Mark Eaton, NBA King of Shot Blocking and Utah Jazz Legend, Dies at 64 | NBA


Mark Eaton, the 7-foot-4 shooting block king who was twice the NBA’s defensive player of the year during a career at the Utah Jazz, has died. He was 64 years old.

The Jazz said police said Eaton was found dumped in the road around 8:30 p.m. Friday after an apparent bicycle accident in Summit County, Utah. The Summit County Sheriff’s Office said Eaton was taken to a hospital, where he later died, and that there was no reason to believe a vehicle was involved in the accident, according to the team.

The Jazz described him in a statement as an “enduring figure in our franchise history” who had a “significant impact on the community following his basketball career.”

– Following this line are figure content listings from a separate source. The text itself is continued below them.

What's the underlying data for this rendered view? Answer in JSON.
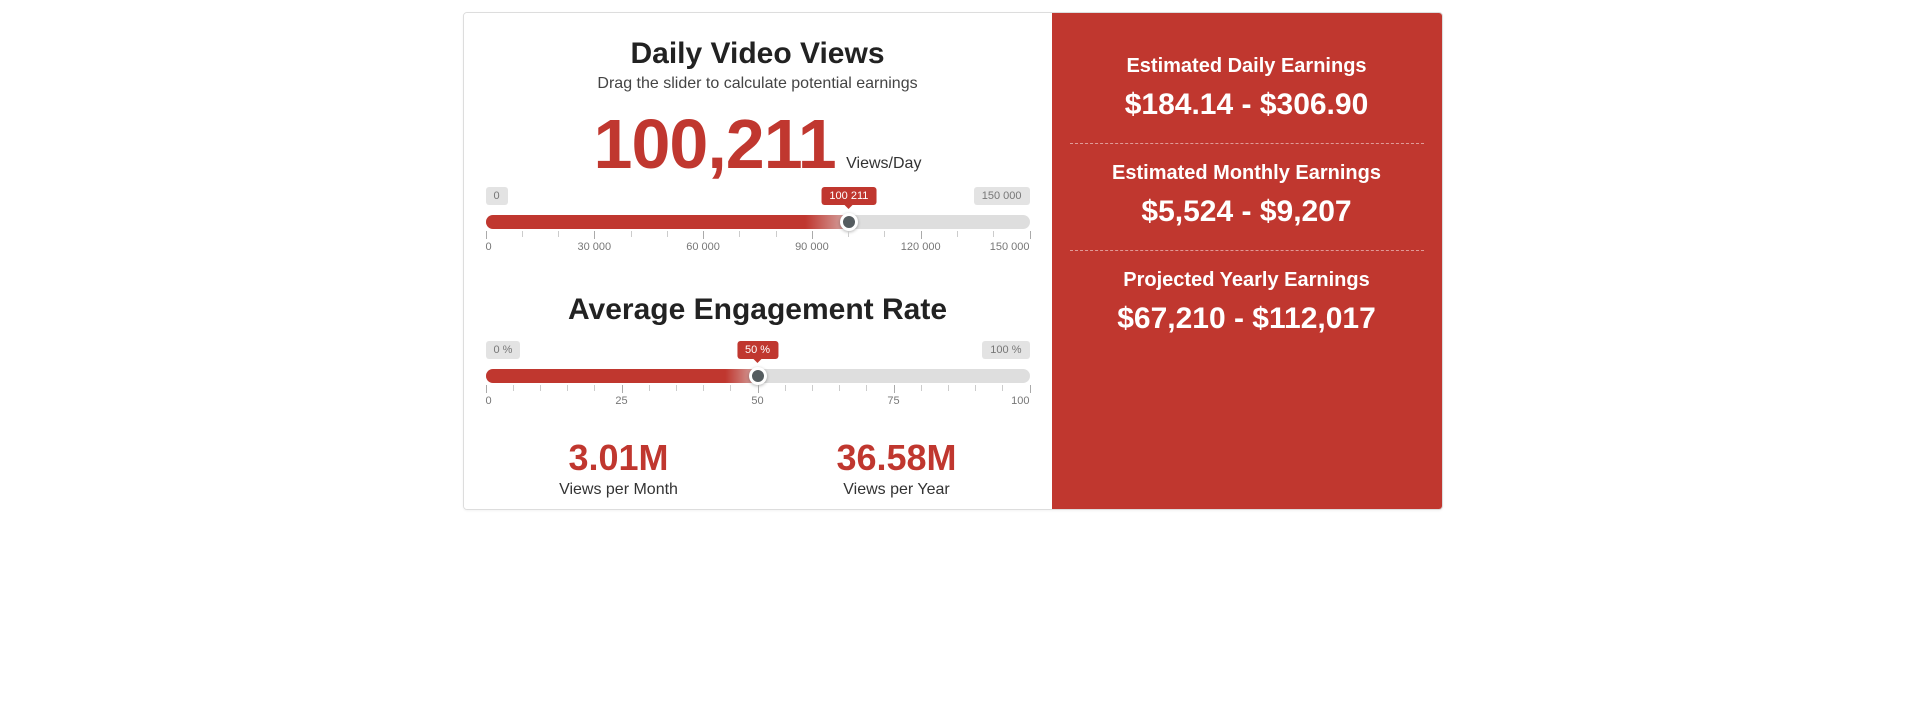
{
  "colors": {
    "accent": "#c0372f",
    "panel_bg": "#c0372f",
    "track": "#dedede",
    "thumb": "#555c5f",
    "endlabel_bg": "#e3e3e3",
    "text_dark": "#222222",
    "text_muted": "#777777"
  },
  "views": {
    "title": "Daily Video Views",
    "subtitle": "Drag the slider to calculate potential earnings",
    "value_display": "100,211",
    "unit": "Views/Day",
    "slider": {
      "min_label": "0",
      "max_label": "150 000",
      "value_label": "100 211",
      "percent": 66.8,
      "tick_labels": [
        "0",
        "30 000",
        "60 000",
        "90 000",
        "120 000",
        "150 000"
      ],
      "minor_ticks_between": 2
    }
  },
  "engagement": {
    "title": "Average Engagement Rate",
    "slider": {
      "min_label": "0 %",
      "max_label": "100 %",
      "value_label": "50 %",
      "percent": 50,
      "tick_labels": [
        "0",
        "25",
        "50",
        "75",
        "100"
      ],
      "minor_ticks_between": 4
    }
  },
  "stats": {
    "month_value": "3.01M",
    "month_label": "Views per Month",
    "year_value": "36.58M",
    "year_label": "Views per Year"
  },
  "earnings": {
    "daily": {
      "title": "Estimated Daily Earnings",
      "value": "$184.14 - $306.90"
    },
    "monthly": {
      "title": "Estimated Monthly Earnings",
      "value": "$5,524 - $9,207"
    },
    "yearly": {
      "title": "Projected Yearly Earnings",
      "value": "$67,210 - $112,017"
    }
  }
}
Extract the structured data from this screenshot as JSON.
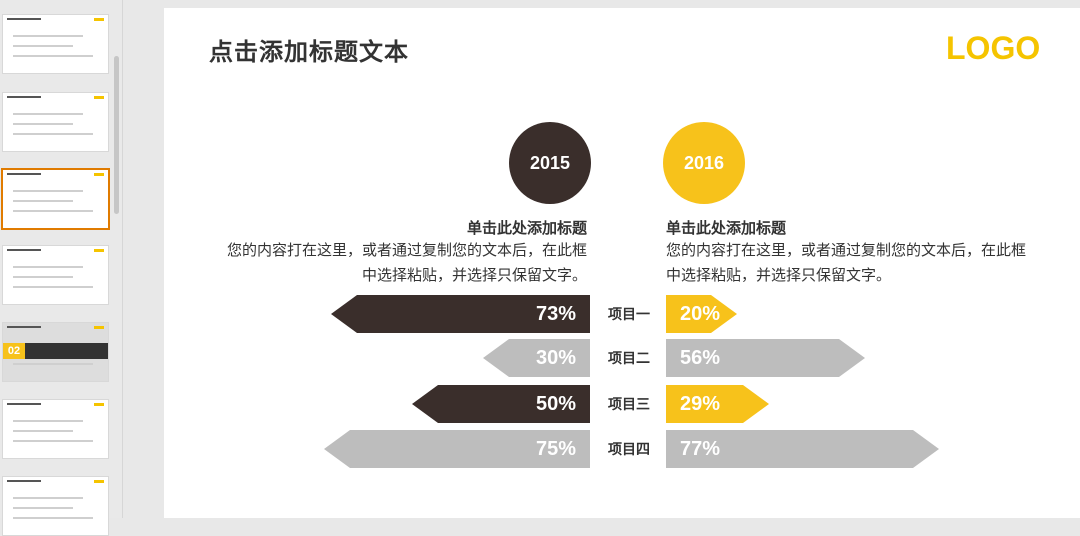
{
  "slide": {
    "title": "点击添加标题文本",
    "logo": "LOGO",
    "year_left": "2015",
    "year_right": "2016",
    "left_heading": "单击此处添加标题",
    "left_body": "您的内容打在这里，或者通过复制您的文本后，在此框中选择粘贴，并选择只保留文字。",
    "right_heading": "单击此处添加标题",
    "right_body": "您的内容打在这里，或者通过复制您的文本后，在此框中选择粘贴，并选择只保留文字。",
    "rows": [
      {
        "item": "项目一",
        "left_label": "73%",
        "left_value": 73,
        "left_color": "dark",
        "right_label": "20%",
        "right_value": 20,
        "right_color": "yellow"
      },
      {
        "item": "项目二",
        "left_label": "30%",
        "left_value": 30,
        "left_color": "gray",
        "right_label": "56%",
        "right_value": 56,
        "right_color": "gray"
      },
      {
        "item": "项目三",
        "left_label": "50%",
        "left_value": 50,
        "left_color": "dark",
        "right_label": "29%",
        "right_value": 29,
        "right_color": "yellow"
      },
      {
        "item": "项目四",
        "left_label": "75%",
        "left_value": 75,
        "left_color": "gray",
        "right_label": "77%",
        "right_value": 77,
        "right_color": "gray"
      }
    ],
    "colors": {
      "dark": "#3a2e2b",
      "yellow": "#f7c21b",
      "gray": "#bdbdbd",
      "logo": "#f5c400"
    }
  },
  "sidebar": {
    "thumbnails": [
      {
        "selected": false
      },
      {
        "selected": false
      },
      {
        "selected": true
      },
      {
        "selected": false
      },
      {
        "selected": false,
        "number": "02"
      },
      {
        "selected": false
      },
      {
        "selected": false
      }
    ]
  }
}
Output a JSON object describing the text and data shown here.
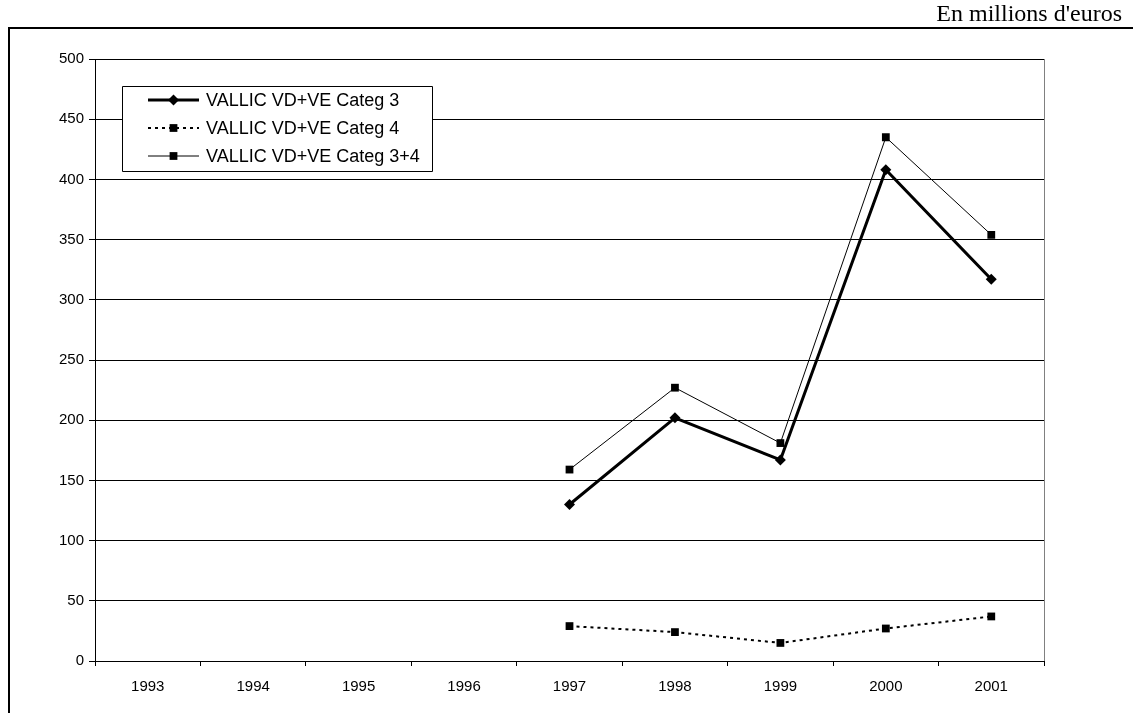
{
  "chart_data": {
    "type": "line",
    "annotations": [
      "En millions d'euros"
    ],
    "categories": [
      "1993",
      "1994",
      "1995",
      "1996",
      "1997",
      "1998",
      "1999",
      "2000",
      "2001"
    ],
    "series": [
      {
        "name": "VALLIC VD+VE Categ 3",
        "color": "#000000",
        "marker": "diamond",
        "line_style": "solid",
        "values": [
          null,
          null,
          null,
          null,
          130,
          202,
          167,
          408,
          317
        ]
      },
      {
        "name": "VALLIC VD+VE Categ 4",
        "color": "#000000",
        "marker": "square",
        "line_style": "dotted",
        "values": [
          null,
          null,
          null,
          null,
          29,
          24,
          15,
          27,
          37
        ]
      },
      {
        "name": "VALLIC VD+VE Categ 3+4",
        "color": "#000000",
        "marker": "square",
        "line_style": "solid",
        "values": [
          null,
          null,
          null,
          null,
          159,
          227,
          181,
          435,
          354
        ]
      }
    ],
    "ylim": [
      0,
      500
    ],
    "yticks": [
      0,
      50,
      100,
      150,
      200,
      250,
      300,
      350,
      400,
      450,
      500
    ],
    "grid": "y",
    "legend": "top left"
  }
}
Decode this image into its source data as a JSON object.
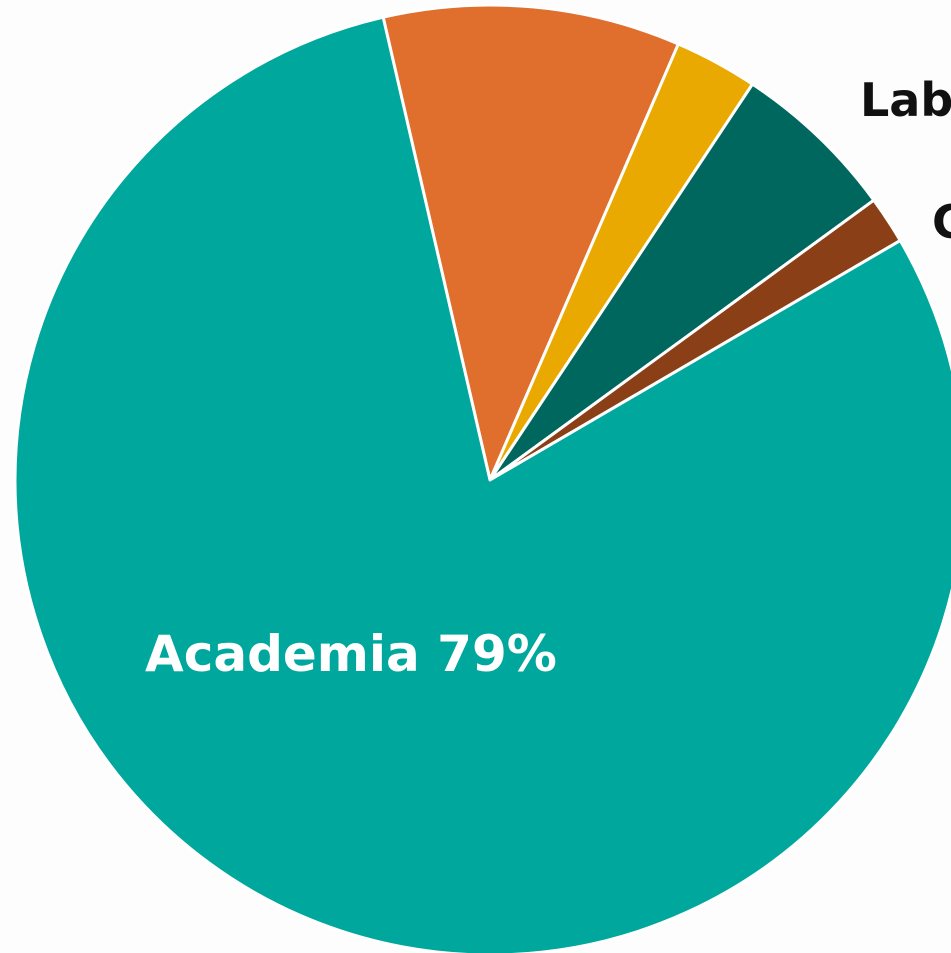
{
  "chart_data": {
    "type": "pie",
    "title": "",
    "start_angle_deg": -13,
    "direction": "clockwise",
    "slices": [
      {
        "name": "",
        "value": 10.0,
        "color": "#e06e2d"
      },
      {
        "name": "",
        "value": 2.8,
        "color": "#e9a900"
      },
      {
        "name": "",
        "value": 5.6,
        "color": "#00675f"
      },
      {
        "name": "",
        "value": 1.6,
        "color": "#8a3f17"
      },
      {
        "name": "Academia",
        "value": 79,
        "color": "#00a79d"
      }
    ],
    "labels": [
      {
        "text": "Academia 79%",
        "color": "#ffffff",
        "position": "inside"
      },
      {
        "text": "Lab",
        "color": "#111111",
        "position": "outside-right",
        "truncated": true
      },
      {
        "text": "C",
        "color": "#111111",
        "position": "outside-right",
        "truncated": true
      }
    ]
  }
}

The center led the league in blocks per game four times and his average of 5.6 per game in 1984-85 is still the highest average since the NBA began officially tracking that statistic.

Eaton’s career blocking average of 3.51 per game is the best in NBA history, and his career happened almost by accident. He was working as an auto mechanic in 1977 when a community college basketball coach convinced him to enroll. From there, he went to UCLA, and continued his time with the Jazz.

“I had an unusual experience,” Eaton said for a story posted on the Jazz website two years ago. “It is an unlikely story, no doubt. Basically, I came to the NBA with two years of college experience and sat on the bench at UCLA for two years. And Frank Layden gave me a chance and the team was in a space where they could afford to let me make a few mistakes and get my feet under me. It worked well for both of us. “

Eaton had been, among other things, a restorer and motivational speaker in retirement. In recent years, he has served as a mentor to Utah center Rudy Gobert, the only other player in Jazz history to win the defensive player of the year award.

“To my great mentor and friend @ markeaton7ft4, one of a kind and an amazing human being, I am grateful for his presence in my life throughout the years,” Gobert wrote on Twitter. “I am going to miss our conversations. But I know you’ll be watching. “

“It was so impressive,” NBA announcer Mike Inglis, now the radio voice of the Miami Heat, said Saturday. “I used to call it the human condominium complex. He was something more on defense, let me tell you. “

Eaton’s death came days after he was in Chicago to be part of a celebration for his friend Joe West, who broke baseball’s record for umpires by working his 5,376 regular-season game Tuesday night.

His 11 seasons of play with the Jazz are the third most in team history, behind Utah mainstays Karl Malone and John Stockton. His durability was remarkable, appearing once in 338 consecutive games. He finished with career averages of 6.0 points and 7.9 rebounds.

Eaton’s number 53 was one of the first jerseys recalled by the Jazz. He was the defensive player of the year in 1984-85 and 1988-89, was selected five times by the Defensive Team (three first team nominations, two second team selections) and was an All-Star in 1989.

He was picked the 107th overall pick by Phoenix in the 1979 draft, then was drafted again at No. 72 overall by Utah in 1982. And he never left; His last game was in 1993, but back problems ended his career and he retired in September 1994.

“It’s been a great journey, but life has a way of moving on and I have to move on,” Eaton wrote in a column for the Salt Lake Tribune announcing his retirement. “Thank you for allowing me to be a part of your life and community. I’ll be around.”

True to his word, Eaton remained a mainstay of Utah for the rest of his life.